Search code examples
scalaapache-sparkcassandraspark-cassandra-connector

Pass columnNames dynamically to cassandraTable().select()


I'm reading query off of a file at run-time and executing it on the SPark+Cassandra environment.

I'm executing :
sparkContext.cassandraTable.("keyspaceName", "colFamilyName").select("col1", "col2", "col3").where("some condition = true")

Query in FIle :

select col1, col2, col3 from keyspaceName.colFamilyName where somecondition = true

Here Col1,col2,col3 can vary depending on the query parsed from the file.

Question :
How do I pick columnName from query and pass them to select() and runtime.

I have tried many ways to do it :
1. dumbest thing done (which obviously threw an error) -

var str = "col1,col2,col3"
var selectStmt = str.split("\\,").map { x => "\"" + x.trim() + "\"" }.mkString(",")
var queryRDD = sc.cassandraTable().select(selectStmt)

Any ideas are welcome.

Side Notes :
1. I do not want to use cassandraCntext becasue it will be depricated/ removed in next realase (https://docs.datastax.com/en/datastax_enterprise/4.5/datastax_enterprise/spark/sparkCCcontext.html)
2. I'm on
- a. Scala 2.11
- b. spark-cassandra-connector_2.11:1.6.0-M1
- c. Spark 1.6


Solution

  • Use Cassandra Connector

    Your use case sounds like you actually want to use CassandraConnector Objects. These give you a direct access to a per ExecutorJVM session pool and are ideal for just executing random queries. This will end up being much more efficient than creating an RDD for each query.

    This would look something like

    rddOfStatements.mapPartitions( it => 
      CassandraConnector.withSessionDo { session => 
        it.map(statement => 
          session.execute(statement))})
    

    But you most likely would want to use executeAsync and handle the futures separately for better performance.

    Programatically specifying columns in cassandraTable

    The select method takes ColumnRef* which means you need to pass in some number of ColumnRefs. Normally there is an implicit conversion from String --> ColumnRef which is why you can pass in just a var-args of strings.

    Here it's a little more complicated because we want to pass var args of another type so we end up with double implicits and Scala doesn't like that.

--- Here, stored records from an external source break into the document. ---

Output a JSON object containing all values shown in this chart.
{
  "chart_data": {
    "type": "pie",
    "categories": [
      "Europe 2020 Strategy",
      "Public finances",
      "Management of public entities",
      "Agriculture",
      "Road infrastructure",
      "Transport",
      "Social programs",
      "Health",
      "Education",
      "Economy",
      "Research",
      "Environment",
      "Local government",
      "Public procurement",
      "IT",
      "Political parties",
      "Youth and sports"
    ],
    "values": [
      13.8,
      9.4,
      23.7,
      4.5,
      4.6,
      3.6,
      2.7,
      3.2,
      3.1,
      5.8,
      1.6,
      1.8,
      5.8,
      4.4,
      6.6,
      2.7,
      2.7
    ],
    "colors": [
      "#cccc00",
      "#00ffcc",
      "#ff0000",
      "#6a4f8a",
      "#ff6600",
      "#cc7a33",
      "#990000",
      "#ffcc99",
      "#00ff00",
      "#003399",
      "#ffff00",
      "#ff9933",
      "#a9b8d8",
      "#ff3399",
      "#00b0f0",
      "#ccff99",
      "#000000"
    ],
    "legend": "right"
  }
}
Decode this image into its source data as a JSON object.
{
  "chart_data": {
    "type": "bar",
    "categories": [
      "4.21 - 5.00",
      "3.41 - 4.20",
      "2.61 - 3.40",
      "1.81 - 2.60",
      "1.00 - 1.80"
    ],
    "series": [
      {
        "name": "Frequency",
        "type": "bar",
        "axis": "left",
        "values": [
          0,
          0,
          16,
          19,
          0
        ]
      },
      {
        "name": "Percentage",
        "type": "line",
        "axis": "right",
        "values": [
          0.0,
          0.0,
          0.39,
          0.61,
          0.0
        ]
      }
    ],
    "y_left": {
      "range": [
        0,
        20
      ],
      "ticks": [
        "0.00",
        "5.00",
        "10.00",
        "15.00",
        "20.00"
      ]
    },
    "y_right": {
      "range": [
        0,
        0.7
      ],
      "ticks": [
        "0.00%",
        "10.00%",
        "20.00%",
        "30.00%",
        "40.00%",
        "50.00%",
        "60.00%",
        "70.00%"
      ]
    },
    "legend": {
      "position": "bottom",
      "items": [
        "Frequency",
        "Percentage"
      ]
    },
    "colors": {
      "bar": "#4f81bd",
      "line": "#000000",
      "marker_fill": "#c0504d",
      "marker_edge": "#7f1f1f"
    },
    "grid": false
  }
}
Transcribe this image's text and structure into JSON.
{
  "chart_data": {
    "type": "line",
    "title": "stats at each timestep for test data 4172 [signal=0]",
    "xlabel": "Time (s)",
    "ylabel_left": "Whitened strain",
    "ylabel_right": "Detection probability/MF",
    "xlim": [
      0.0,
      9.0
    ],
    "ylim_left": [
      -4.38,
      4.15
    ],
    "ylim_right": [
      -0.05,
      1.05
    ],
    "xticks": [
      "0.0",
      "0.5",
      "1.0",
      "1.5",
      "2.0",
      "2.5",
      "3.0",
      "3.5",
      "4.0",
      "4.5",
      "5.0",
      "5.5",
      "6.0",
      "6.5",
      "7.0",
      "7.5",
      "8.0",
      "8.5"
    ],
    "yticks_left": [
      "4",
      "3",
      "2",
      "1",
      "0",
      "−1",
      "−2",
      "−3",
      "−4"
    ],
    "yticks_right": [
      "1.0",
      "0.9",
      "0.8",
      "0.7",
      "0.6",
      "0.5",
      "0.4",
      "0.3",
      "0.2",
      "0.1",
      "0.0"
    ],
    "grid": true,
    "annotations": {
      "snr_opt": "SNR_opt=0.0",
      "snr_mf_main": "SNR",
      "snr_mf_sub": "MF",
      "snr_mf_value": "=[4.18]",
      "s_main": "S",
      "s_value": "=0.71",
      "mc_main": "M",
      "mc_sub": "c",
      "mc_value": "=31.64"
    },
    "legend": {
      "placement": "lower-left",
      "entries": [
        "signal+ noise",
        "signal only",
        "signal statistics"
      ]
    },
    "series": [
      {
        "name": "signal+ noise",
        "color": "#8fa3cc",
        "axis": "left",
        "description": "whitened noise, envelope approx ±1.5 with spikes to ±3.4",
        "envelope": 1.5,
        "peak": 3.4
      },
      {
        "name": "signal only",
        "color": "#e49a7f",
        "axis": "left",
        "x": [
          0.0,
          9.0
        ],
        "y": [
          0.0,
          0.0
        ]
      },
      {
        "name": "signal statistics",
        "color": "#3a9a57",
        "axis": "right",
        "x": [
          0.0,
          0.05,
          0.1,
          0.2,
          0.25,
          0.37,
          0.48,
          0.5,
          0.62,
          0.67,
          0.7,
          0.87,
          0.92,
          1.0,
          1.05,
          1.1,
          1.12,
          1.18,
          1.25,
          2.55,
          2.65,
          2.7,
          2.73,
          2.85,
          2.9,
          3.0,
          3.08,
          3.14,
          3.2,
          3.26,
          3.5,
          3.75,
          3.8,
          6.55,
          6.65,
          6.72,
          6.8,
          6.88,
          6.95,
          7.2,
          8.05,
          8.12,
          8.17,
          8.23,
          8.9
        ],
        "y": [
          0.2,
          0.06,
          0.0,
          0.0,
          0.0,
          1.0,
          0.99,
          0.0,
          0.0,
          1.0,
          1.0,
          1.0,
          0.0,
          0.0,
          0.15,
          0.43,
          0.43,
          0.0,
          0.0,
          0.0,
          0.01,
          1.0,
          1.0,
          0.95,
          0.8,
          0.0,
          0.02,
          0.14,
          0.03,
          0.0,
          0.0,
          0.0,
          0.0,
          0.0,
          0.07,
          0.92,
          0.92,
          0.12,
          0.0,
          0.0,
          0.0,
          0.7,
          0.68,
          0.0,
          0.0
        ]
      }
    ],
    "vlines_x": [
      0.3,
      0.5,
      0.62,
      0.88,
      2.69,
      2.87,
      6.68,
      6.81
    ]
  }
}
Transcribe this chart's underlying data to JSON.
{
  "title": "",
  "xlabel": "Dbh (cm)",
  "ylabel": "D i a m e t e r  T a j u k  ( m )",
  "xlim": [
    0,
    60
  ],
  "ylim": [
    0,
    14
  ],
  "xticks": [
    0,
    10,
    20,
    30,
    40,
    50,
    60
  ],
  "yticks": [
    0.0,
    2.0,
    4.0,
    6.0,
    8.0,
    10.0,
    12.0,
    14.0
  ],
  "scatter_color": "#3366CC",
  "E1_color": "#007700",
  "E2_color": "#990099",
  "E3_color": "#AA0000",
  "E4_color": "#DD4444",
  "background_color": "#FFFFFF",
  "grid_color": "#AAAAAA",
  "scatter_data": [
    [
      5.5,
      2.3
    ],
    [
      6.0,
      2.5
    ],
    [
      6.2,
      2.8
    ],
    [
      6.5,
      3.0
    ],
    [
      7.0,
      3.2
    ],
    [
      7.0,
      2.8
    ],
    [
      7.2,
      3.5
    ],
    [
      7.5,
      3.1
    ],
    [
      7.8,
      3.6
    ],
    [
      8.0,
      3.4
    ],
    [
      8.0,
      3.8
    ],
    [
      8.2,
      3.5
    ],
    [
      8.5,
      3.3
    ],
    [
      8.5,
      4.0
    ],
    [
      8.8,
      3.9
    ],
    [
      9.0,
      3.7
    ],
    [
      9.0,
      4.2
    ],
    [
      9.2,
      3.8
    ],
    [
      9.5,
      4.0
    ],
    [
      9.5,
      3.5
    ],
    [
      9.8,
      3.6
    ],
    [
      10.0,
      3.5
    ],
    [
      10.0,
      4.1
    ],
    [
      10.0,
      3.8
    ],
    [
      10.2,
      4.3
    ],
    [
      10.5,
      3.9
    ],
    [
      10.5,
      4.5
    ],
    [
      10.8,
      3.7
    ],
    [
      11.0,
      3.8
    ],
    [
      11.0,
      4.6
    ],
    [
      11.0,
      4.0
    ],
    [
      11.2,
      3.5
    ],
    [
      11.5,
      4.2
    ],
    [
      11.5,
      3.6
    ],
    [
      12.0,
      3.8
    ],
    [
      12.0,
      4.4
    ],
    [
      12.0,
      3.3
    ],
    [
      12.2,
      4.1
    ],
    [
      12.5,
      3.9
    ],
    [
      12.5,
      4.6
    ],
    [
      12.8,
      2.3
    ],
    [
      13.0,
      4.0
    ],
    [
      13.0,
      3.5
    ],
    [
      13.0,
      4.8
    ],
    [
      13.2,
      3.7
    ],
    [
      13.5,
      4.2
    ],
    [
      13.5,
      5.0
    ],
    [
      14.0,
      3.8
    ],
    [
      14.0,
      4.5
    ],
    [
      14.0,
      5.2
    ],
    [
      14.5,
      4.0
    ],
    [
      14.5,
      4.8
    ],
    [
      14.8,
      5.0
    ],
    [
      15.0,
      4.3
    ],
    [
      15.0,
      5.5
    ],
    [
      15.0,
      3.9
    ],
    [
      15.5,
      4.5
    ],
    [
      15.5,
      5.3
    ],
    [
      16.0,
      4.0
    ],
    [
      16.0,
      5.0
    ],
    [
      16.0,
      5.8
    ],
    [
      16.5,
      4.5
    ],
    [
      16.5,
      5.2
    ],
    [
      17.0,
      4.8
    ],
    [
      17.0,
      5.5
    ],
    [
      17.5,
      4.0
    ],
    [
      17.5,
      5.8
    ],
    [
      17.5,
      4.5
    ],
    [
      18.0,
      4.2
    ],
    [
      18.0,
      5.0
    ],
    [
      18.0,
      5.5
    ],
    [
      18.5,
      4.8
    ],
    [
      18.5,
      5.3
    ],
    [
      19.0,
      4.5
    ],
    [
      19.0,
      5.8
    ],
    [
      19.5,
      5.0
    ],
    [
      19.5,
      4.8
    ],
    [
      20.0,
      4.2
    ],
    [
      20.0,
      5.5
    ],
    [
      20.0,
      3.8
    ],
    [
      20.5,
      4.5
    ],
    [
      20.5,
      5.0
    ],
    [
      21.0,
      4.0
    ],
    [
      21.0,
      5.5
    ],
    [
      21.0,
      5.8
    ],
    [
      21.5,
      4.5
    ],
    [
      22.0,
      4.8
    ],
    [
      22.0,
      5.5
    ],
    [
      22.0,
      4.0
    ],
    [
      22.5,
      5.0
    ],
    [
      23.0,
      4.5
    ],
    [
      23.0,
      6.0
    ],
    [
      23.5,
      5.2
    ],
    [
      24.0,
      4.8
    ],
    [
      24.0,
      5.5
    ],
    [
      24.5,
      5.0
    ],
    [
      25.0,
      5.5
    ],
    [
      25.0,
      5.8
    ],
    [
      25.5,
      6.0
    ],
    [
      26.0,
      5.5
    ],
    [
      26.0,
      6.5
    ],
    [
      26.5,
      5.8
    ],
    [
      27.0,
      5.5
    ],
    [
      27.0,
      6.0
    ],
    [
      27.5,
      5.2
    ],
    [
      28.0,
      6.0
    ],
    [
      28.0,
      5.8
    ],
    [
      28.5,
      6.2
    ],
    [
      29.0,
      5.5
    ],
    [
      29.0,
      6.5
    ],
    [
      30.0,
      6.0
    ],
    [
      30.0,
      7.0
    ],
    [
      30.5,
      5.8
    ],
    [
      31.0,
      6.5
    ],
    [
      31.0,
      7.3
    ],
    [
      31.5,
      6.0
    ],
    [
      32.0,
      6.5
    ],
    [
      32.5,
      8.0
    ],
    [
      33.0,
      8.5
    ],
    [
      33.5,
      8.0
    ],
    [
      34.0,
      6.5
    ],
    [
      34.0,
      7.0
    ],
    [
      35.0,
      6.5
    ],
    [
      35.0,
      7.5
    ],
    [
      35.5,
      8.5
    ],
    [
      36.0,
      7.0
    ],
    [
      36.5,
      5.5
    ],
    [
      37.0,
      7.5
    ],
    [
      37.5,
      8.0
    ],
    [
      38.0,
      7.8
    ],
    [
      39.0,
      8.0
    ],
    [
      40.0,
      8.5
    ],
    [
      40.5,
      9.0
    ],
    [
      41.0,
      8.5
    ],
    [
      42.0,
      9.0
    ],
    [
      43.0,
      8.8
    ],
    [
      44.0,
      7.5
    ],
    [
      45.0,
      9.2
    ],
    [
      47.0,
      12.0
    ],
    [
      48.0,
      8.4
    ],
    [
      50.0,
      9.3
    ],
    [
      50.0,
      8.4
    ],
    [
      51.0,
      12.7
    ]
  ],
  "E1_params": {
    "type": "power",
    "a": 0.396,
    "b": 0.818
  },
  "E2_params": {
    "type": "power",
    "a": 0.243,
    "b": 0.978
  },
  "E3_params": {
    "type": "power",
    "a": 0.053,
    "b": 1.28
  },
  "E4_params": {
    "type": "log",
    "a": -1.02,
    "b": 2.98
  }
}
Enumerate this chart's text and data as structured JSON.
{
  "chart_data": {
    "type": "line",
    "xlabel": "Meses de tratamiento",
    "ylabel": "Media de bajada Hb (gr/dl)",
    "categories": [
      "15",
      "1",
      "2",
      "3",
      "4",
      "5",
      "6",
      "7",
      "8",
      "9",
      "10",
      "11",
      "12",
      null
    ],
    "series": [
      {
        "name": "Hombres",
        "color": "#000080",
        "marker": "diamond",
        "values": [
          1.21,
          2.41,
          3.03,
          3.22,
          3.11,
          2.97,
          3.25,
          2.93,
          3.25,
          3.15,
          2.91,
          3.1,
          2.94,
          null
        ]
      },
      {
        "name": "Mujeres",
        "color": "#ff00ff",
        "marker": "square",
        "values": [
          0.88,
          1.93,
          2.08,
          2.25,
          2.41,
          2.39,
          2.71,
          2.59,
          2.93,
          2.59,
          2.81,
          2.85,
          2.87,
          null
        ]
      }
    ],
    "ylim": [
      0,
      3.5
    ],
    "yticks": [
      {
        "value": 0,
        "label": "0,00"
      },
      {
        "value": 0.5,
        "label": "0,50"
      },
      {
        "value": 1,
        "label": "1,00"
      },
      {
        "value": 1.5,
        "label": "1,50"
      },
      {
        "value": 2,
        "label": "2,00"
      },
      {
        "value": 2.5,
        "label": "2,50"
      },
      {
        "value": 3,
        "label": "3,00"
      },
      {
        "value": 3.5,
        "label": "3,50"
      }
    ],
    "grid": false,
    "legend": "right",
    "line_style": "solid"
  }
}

    So instead we pass in ColumnName objects as varargs (:_*)

    ========================================
     Keyspace: test
    ========================================
     Table: dummy
    ----------------------------------------
     - id                      : java.util.UUID                                                                   (partition key column)
     - txt                     : String
    
    
    val columns = Seq("id", "txt")
    columns: Seq[String] = List(id, txt)
    
    //Convert the strings to ColumnNames (a subclass of ColumnRef) and treat as var args
    sc.cassandraTable("test","dummy")
      .select(columns.map(ColumnName(_)):_*)
      .collect      
    
    Array(CassandraRow{id: 74f25101-75a0-48cd-87d6-64cb381c8693, txt: hello world})
    
    //Only use the first column
    sc.cassandraTable("test","dummy")
      .select(columns.map(ColumnName(_)).take(1):_*)
      .collect
    
    Array(CassandraRow{id: 74f25101-75a0-48cd-87d6-64cb381c8693})
    
    //Only use the last column        
    sc.cassandraTable("test","dummy")
      .select(columns.map(ColumnName(_)).takeRight(1):_*)
      .collect
    
    Array(CassandraRow{txt: hello world})